Heavy Transportation

Description

Background 
Hugo Heavy is happy. After the breakdown of the Cargolifter project he can now expand business. But he needs a clever man who tells him whether there really is a way from the place his customer has build his giant steel crane to the place where it is needed on which all streets can carry the weight. 
Fortunately he already has a plan of the city with all streets and bridges and all the allowed weights.Unfortunately he has no idea how to find the the maximum weight capacity in order to tell his customer how heavy the crane may become. But you surely know. 
Problem 
You are given the plan of the city, described by the streets (with weight limits) between the crossings, which are numbered from 1 to n. Your task is to find the maximum weight that can be transported from crossing 1 (Hugo's place) to crossing n (the customer's place). You may assume that there is at least one path. All streets can be travelled in both directions.

Input

The first line contains the number of scenarios (city plans). For each city the number n of street crossings (1 <= n <= 1000) and number m of streets are given on the first line. The following m lines contain triples of integers specifying start and end crossing of the street and the maximum allowed weight, which is positive and not larger than 1000000. There will be at most one street between each pair of crossings.

Output

The output for every scenario begins with a line containing "Scenario #i:", where i is the number of the scenario starting at 1. Then print a single line containing the maximum allowed weight that Hugo can transport to the customer.

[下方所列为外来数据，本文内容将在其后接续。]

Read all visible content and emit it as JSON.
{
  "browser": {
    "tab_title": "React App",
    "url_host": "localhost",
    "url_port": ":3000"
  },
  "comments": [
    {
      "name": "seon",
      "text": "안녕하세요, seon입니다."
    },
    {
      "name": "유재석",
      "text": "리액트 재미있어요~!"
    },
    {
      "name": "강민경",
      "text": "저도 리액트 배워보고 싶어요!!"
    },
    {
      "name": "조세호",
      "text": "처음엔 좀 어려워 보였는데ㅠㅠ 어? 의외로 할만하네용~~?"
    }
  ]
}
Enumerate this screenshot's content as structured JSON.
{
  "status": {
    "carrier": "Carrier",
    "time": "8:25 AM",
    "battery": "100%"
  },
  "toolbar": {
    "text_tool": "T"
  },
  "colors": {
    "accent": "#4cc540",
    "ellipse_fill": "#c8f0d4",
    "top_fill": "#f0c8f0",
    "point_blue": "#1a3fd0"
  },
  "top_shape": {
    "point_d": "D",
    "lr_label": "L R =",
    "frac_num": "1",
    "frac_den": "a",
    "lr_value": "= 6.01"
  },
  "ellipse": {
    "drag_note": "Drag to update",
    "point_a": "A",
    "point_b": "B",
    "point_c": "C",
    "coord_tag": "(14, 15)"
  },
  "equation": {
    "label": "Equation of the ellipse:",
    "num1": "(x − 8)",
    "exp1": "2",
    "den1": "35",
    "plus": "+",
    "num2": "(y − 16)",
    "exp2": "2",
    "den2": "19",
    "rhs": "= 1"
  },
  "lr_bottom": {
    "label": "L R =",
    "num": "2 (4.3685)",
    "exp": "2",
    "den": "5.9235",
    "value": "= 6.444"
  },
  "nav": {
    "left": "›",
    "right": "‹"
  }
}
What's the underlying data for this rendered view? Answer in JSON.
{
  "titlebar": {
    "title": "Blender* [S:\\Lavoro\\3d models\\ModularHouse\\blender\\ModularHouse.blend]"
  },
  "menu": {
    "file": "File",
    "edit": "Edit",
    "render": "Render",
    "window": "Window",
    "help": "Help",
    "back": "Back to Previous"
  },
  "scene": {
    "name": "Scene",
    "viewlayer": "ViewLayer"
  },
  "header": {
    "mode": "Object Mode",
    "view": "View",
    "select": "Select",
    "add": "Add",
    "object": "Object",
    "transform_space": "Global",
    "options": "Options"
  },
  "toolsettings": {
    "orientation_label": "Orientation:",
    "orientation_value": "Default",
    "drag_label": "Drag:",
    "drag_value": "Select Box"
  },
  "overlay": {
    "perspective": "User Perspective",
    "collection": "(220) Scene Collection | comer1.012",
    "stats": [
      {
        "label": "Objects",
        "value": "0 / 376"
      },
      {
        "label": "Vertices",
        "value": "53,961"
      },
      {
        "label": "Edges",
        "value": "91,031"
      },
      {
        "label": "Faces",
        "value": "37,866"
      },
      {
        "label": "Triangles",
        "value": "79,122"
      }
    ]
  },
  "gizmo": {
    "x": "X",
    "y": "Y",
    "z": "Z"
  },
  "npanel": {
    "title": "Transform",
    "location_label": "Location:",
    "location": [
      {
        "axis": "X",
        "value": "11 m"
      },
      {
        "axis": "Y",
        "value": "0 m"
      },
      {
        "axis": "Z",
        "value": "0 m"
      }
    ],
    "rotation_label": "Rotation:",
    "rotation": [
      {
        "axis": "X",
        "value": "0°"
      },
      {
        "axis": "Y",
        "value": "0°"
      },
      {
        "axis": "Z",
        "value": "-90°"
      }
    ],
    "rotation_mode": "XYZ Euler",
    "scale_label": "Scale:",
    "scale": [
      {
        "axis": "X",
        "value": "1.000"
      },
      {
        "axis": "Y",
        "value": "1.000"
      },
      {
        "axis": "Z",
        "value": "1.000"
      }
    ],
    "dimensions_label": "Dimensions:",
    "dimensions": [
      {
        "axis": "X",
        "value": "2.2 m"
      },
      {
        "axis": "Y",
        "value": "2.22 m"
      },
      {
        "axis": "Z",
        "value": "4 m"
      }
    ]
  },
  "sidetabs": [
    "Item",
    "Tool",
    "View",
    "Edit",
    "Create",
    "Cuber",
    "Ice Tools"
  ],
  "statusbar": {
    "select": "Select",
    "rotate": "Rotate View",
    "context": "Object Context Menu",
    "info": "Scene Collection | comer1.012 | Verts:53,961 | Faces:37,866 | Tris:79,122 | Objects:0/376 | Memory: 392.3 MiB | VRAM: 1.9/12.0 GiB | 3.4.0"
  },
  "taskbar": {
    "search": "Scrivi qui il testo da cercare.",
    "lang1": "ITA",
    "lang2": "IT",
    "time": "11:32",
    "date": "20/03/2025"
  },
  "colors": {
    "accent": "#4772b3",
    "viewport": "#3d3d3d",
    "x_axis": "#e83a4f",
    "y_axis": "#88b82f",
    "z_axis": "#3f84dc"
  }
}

Terminate the output for the scenario with a blank line.

Sample Input

1
3 3
1 2 3
1 3 4
2 3 5

Sample Output

Scenario #1:
4

分析:

题意是从图的一个点到另一个点,通过有限条路径,每条边有一个承重上限,求最优情况.

开始题意理解有些偏差,直接改一下Kruskal的比较函数cmp直接求最大生成树了,也没测试直接就交了...坑了几个WA...

只给出路口的范围,边的范围可以大概推出来

其实只要判断1点跟n点是否已经在同一个并查集中就可...不必求出整棵生成树...也就是说可以有些路口不必经过...还有每个case结束之后要多输出一个空行

code:

#include<iostream>
#include<cstdio>
#include<cstring>
#include<string>
#include<algorithm>
#define MAX 1000
#define INF 0x7fffffff
using namespace std;
int m,n;
int p[MAX+10],r[105010];
typedef struct edge
{
    int u,v,len;
}edge;
edge eg[105010];
bool cmp(int i,int j)
{
    return eg[i].len>eg[j].len;
}
int find(int x)
{
    return p[x]==x?x:p[x]=find(p[x]);
}
int Kruskal()
{
    int MIN=INF;
    for(int i=1;i<=n;i++) p[i]=i;
    for(int i=1;i<=m;i++)
    {
        scanf("%d %d %d",&eg[i].u,&eg[i].v,&eg[i].len);
        r[i]=i;
    }
    sort(r+1,r+m+1,cmp);
    for(int i=1;i<=m;i++)
    {
        if(find(1)!=find(n))
        {
            int tmp=r[i];
            MIN=eg[tmp].len;
            int pu=find(eg[tmp].u),pv=find(eg[tmp].v);
            if(pu!=pv) p[pv]=pu;
        }
        else break;
    }
    return MIN;
}
int main()
{
    //freopen("input.txt","r",stdin);
    int t,count;
    scanf("%d",&t);
    for(count=1;count<=t;count++)
    {
        scanf("%d %d",&n,&m);
        int ans=Kruskal();
        printf("Scenario #%d:\n%d\n\n",count,ans);
    }
    return 0;
}